Doing a single figure portrait is a favourite discipline of mine. I try to minimize the background to almost only a texture surface at the bottom or even only a cast shadow to show that the figure is not hovering in midair. I put all in the figure. What I like about this kind of illustration is the clean and simple expression. I do not have to tell a story or place him or her in an environment. I do not have to consider all these things as: environmental light, bouncing light, readability compared to the background and all that stuff, that usually fills my head to the brim of disaster. I can relax and focus only on designing the figure and capturing his or her sentiment. ( I am getting a little overexcited here, since almost all of my single figures have one of the same two expressions: either sexy or tight-lip-angry and determined. I should try to jazz it up by combining the two?. Never mind. Tried it in the mirror; doesn’t work ) I always sketch these figures very large and rough at first trying to capture a twist or a movement to the body. It is kind of the same way as you would do nude model drawings on time. You have to get it down on paper very fast in 2 or 3 minutes.
|Packlord Paragon, interior illustration for DND Primal Power
The female figure I captured in first try. After noting that date down on a calendar I proceeded with a little tonal value and then sketched the figure in full detail. The art description is mostly about race, equipment, weapons and character class. There is just so many ways to make a figure “just standing there” look boring and uninteresting. I would like the body to have small twist and turns and bends in the torso and wrist and so on, to make the pose believable and interesting. This means I have to stand in the pose myself. I get up and grab a staff and a knife and try to pose myself in front of a mirror. I really recommend doing this to every pose, to get a feel for what feels right. I just think the way she has the weapons actually slightly behind her body is carefree and shows that she can handle you even with the weapons not ready.

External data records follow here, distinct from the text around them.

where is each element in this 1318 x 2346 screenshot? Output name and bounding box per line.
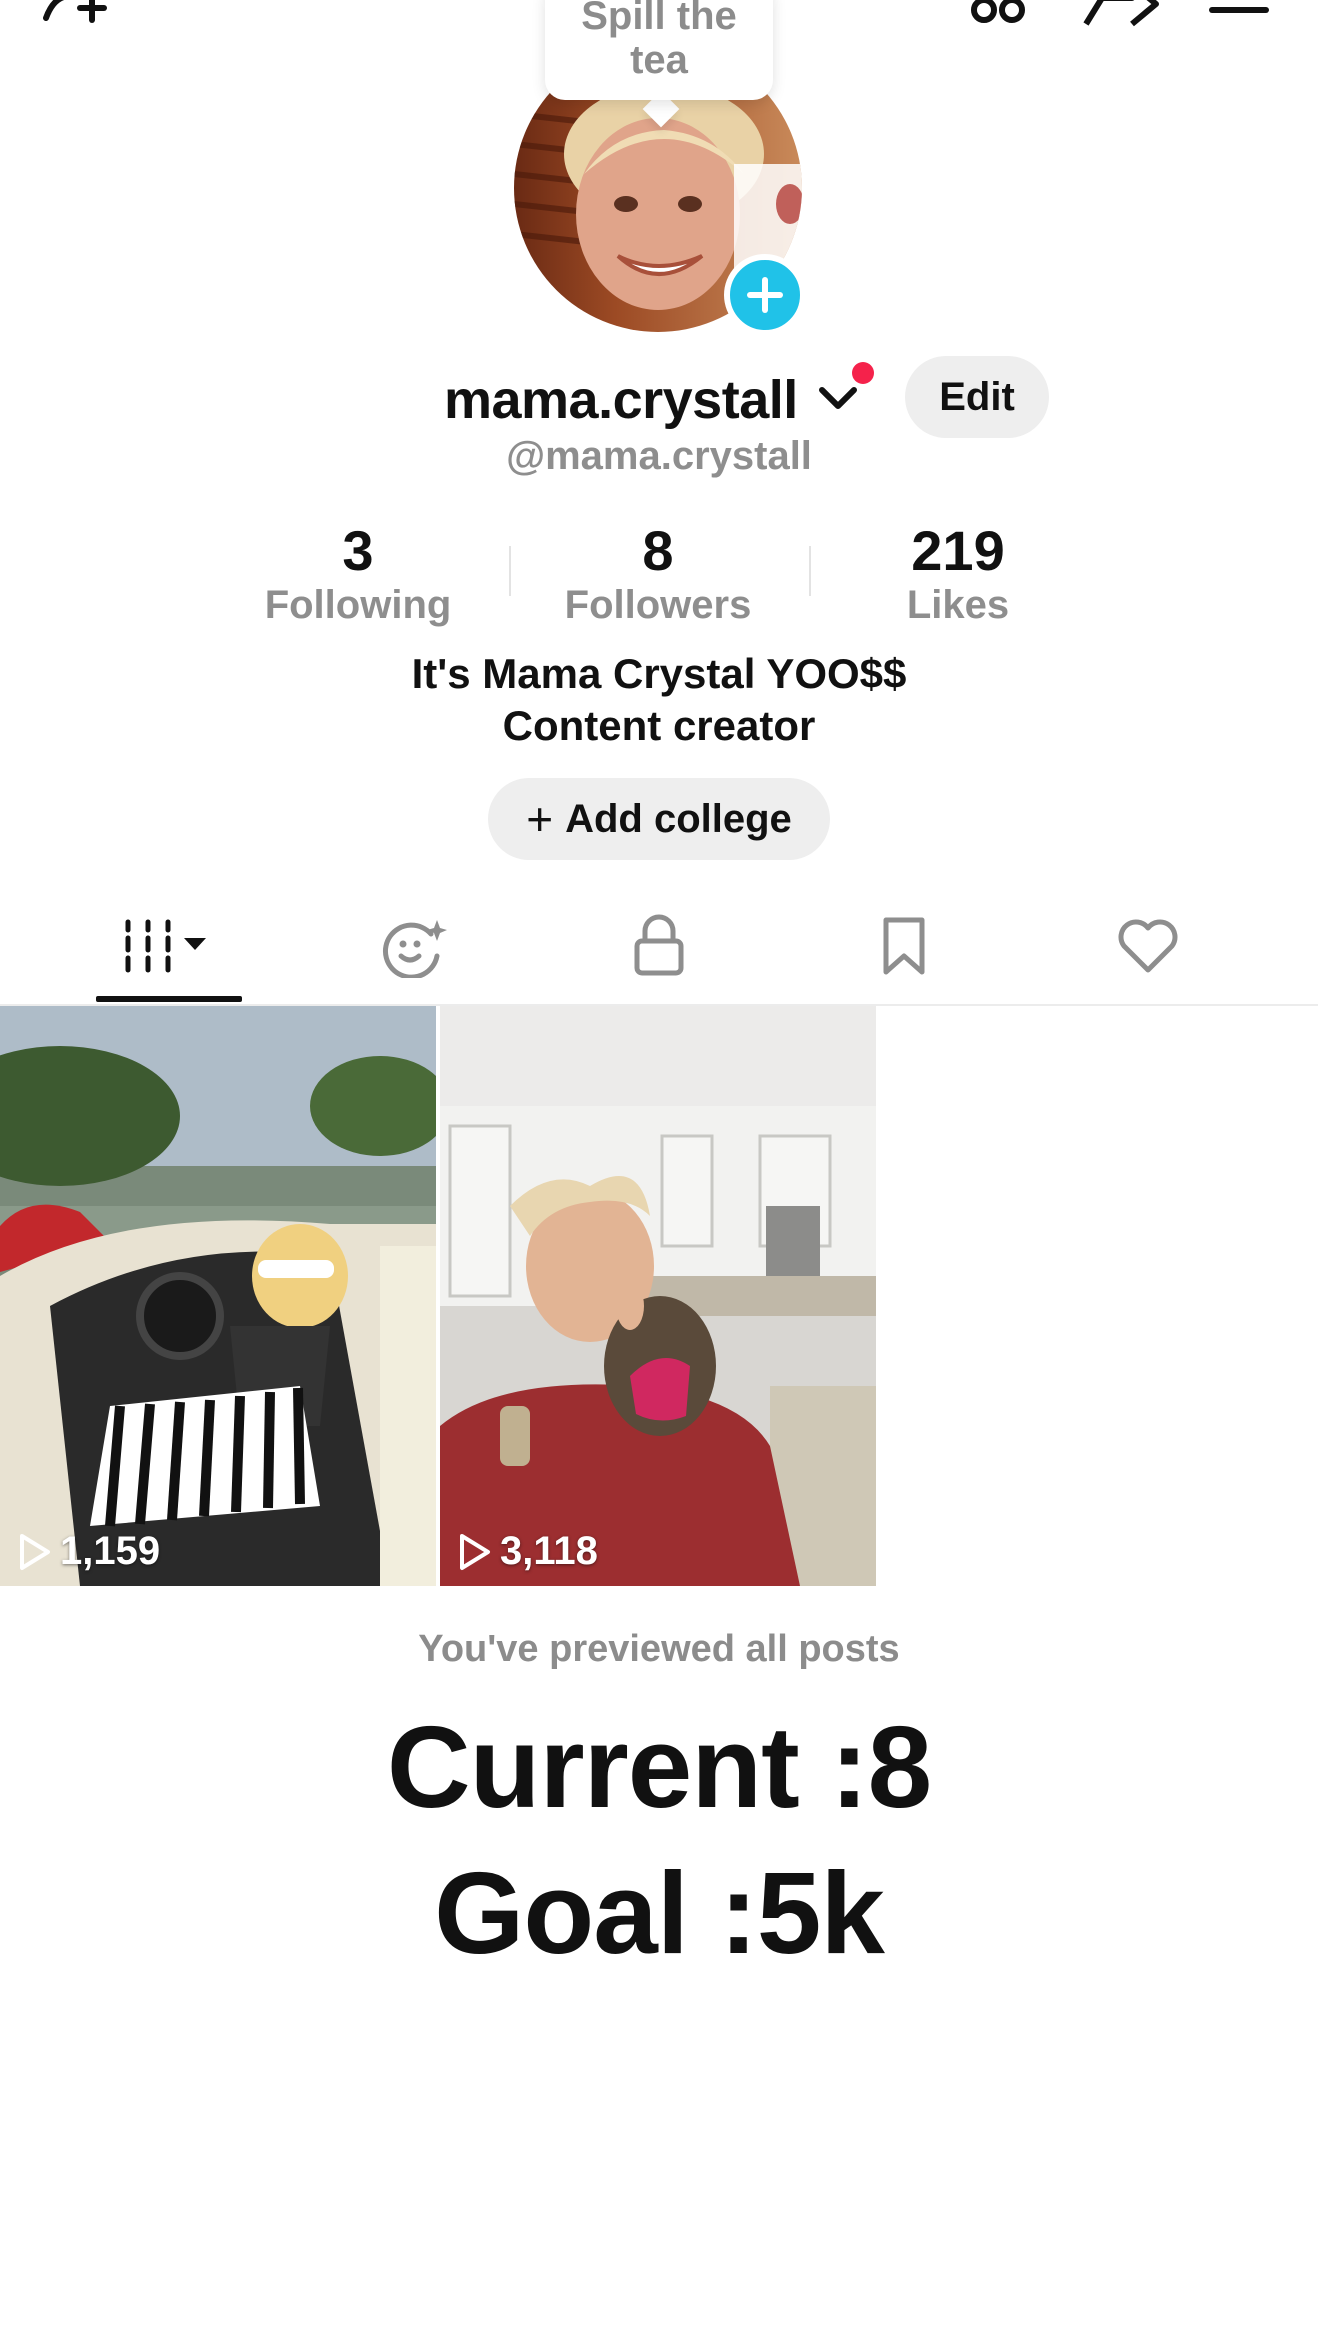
tab-reposts[interactable]	[334, 894, 494, 1002]
play-icon	[460, 1533, 490, 1570]
lock-icon	[629, 913, 689, 984]
profile-tabs	[0, 894, 1318, 1006]
bio-line-1: It's Mama Crystal YOO$$	[411, 650, 907, 697]
tab-private[interactable]	[579, 894, 739, 1002]
note-bubble[interactable]: Spill the tea	[545, 0, 773, 100]
note-line-1: Spill the	[581, 0, 737, 38]
creator-tools-icon[interactable]	[968, 0, 1032, 26]
likes-count: 219	[911, 519, 1005, 582]
display-name[interactable]: mama.crystall	[444, 368, 798, 432]
menu-icon[interactable]	[1208, 0, 1270, 20]
tab-videos[interactable]	[88, 894, 248, 1002]
stat-followers[interactable]: 8 Followers	[508, 520, 808, 628]
active-tab-indicator	[96, 996, 242, 1002]
share-icon[interactable]	[1080, 0, 1160, 28]
view-count: 3,118	[456, 1529, 598, 1574]
bio: It's Mama Crystal YOO$$ Content creator	[0, 648, 1318, 752]
plus-icon: +	[526, 793, 554, 845]
name-row: mama.crystall	[0, 360, 1318, 440]
notification-dot	[852, 362, 874, 384]
heart-icon	[1114, 916, 1182, 981]
followers-count: 8	[642, 519, 674, 582]
add-college-label: Add college	[565, 796, 792, 841]
add-college-button[interactable]: + Add college	[488, 778, 830, 860]
face-sparkle-icon	[379, 914, 449, 983]
note-line-2: tea	[630, 38, 688, 82]
tab-liked[interactable]	[1068, 894, 1228, 1002]
add-story-button[interactable]	[724, 254, 806, 336]
stat-likes[interactable]: 219 Likes	[808, 520, 1108, 628]
edit-button[interactable]: Edit	[905, 356, 1049, 438]
grid-icon	[118, 916, 218, 981]
following-label: Following	[264, 583, 452, 627]
likes-label: Likes	[906, 583, 1010, 627]
previewed-all-posts-text: You've previewed all posts	[418, 1628, 900, 1670]
tab-favorites[interactable]	[824, 894, 984, 1002]
bookmark-icon	[876, 914, 932, 983]
play-icon	[20, 1533, 50, 1570]
stat-following[interactable]: 3 Following	[208, 520, 508, 628]
view-count-value: 1,159	[60, 1529, 161, 1573]
following-count: 3	[342, 519, 374, 582]
current-count-text: Current :8	[386, 1702, 932, 1832]
username-handle: @mama.crystall	[506, 434, 812, 478]
view-count: 1,159	[16, 1529, 160, 1574]
goal-text: Goal :5k	[434, 1848, 885, 1978]
add-friend-icon[interactable]	[36, 0, 116, 26]
followers-label: Followers	[564, 583, 752, 627]
view-count-value: 3,118	[500, 1529, 598, 1573]
chevron-down-icon[interactable]	[818, 382, 858, 417]
bio-line-2: Content creator	[502, 702, 816, 749]
post-thumbnail[interactable]: 1,159	[0, 1006, 436, 1586]
post-thumbnail[interactable]: 3,118	[440, 1006, 876, 1586]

They are out to the side saying: “come on. I´ll let you get one strike at me for free”. I used a H&M catalogue for facial references and almost completely stole the tiger pose from the internet. The colours I kept very close to red and orange. The only cool contrast is a small sky reflection on the back of the tiger, to not make the light look too flat. I added some small cuts and fresh scratches to her skin. And the usual mud on the boots. Even elves get dirty and have twigs rip their skin and clothes when running tree-hugging through the forest.
|Vorthian, Interior illustration for DND Shadowfell
This guy is a Demon prince. The description of him sounded very complicated yet very free. He had no eyes, a halo, missing the left hand, having wings, and carrying a giant spear. The rest; armour clothes and, well the rest, was up to me. I have no idea why I chose the walking stance for him. But I went for a twisted torso with us looking more into his neck area and torso than right upon it. The hunched pose seems right for tough guys or fighting stances. They protect the neck by hunching and make the critical part of the body difficult to hit. I used a skull from my studio to get the structure in his face right. The wings I folded and bent so that they were more hanging or draping behind him like a cape billowing in the wind. The could have been stretched out basking or moving but I just liked them as a graphic element more than them being included in his weapon arsenal. I think they would draw attention away from the main part if they had been stretched out. Basically all my choices are moving around drawing too much or too little attention. The background I had to fill out, behind most of the figure, since I needed something to establish a contrast to the bluish white halo. You cannot paint light without framing it in something dark. Also this allowed me to exploit my favourite trick: rim-lighting. I did try to tone it down here. Kept it only on the face and the arm with the spear. “Oh well the hip also, for Christ sake, but that was only as a last resort to keep it clear of the wing behind the hip. Let it go!” There are two things that I really like in this illustration: One is the arm stump. I have never seen one and I didn’t dare Google picture-search that particular word. I just imagined the area around the bone would make the flesh bulk and grow uneven together. The little red dot and pinkish tone in the final makes the old wound look irritated. The other thing I really like, and it might sound stupid, is his left boot. The lowest part of the leg and greaves are captured and rendered with as few strokes as I possibly could. I always try to go less and simple instead of dotting and rendering layer upon layer. It almost always doesn´t succeed and I end up with much more nitty-picking than needed, but in this boot it came out simple and elegant.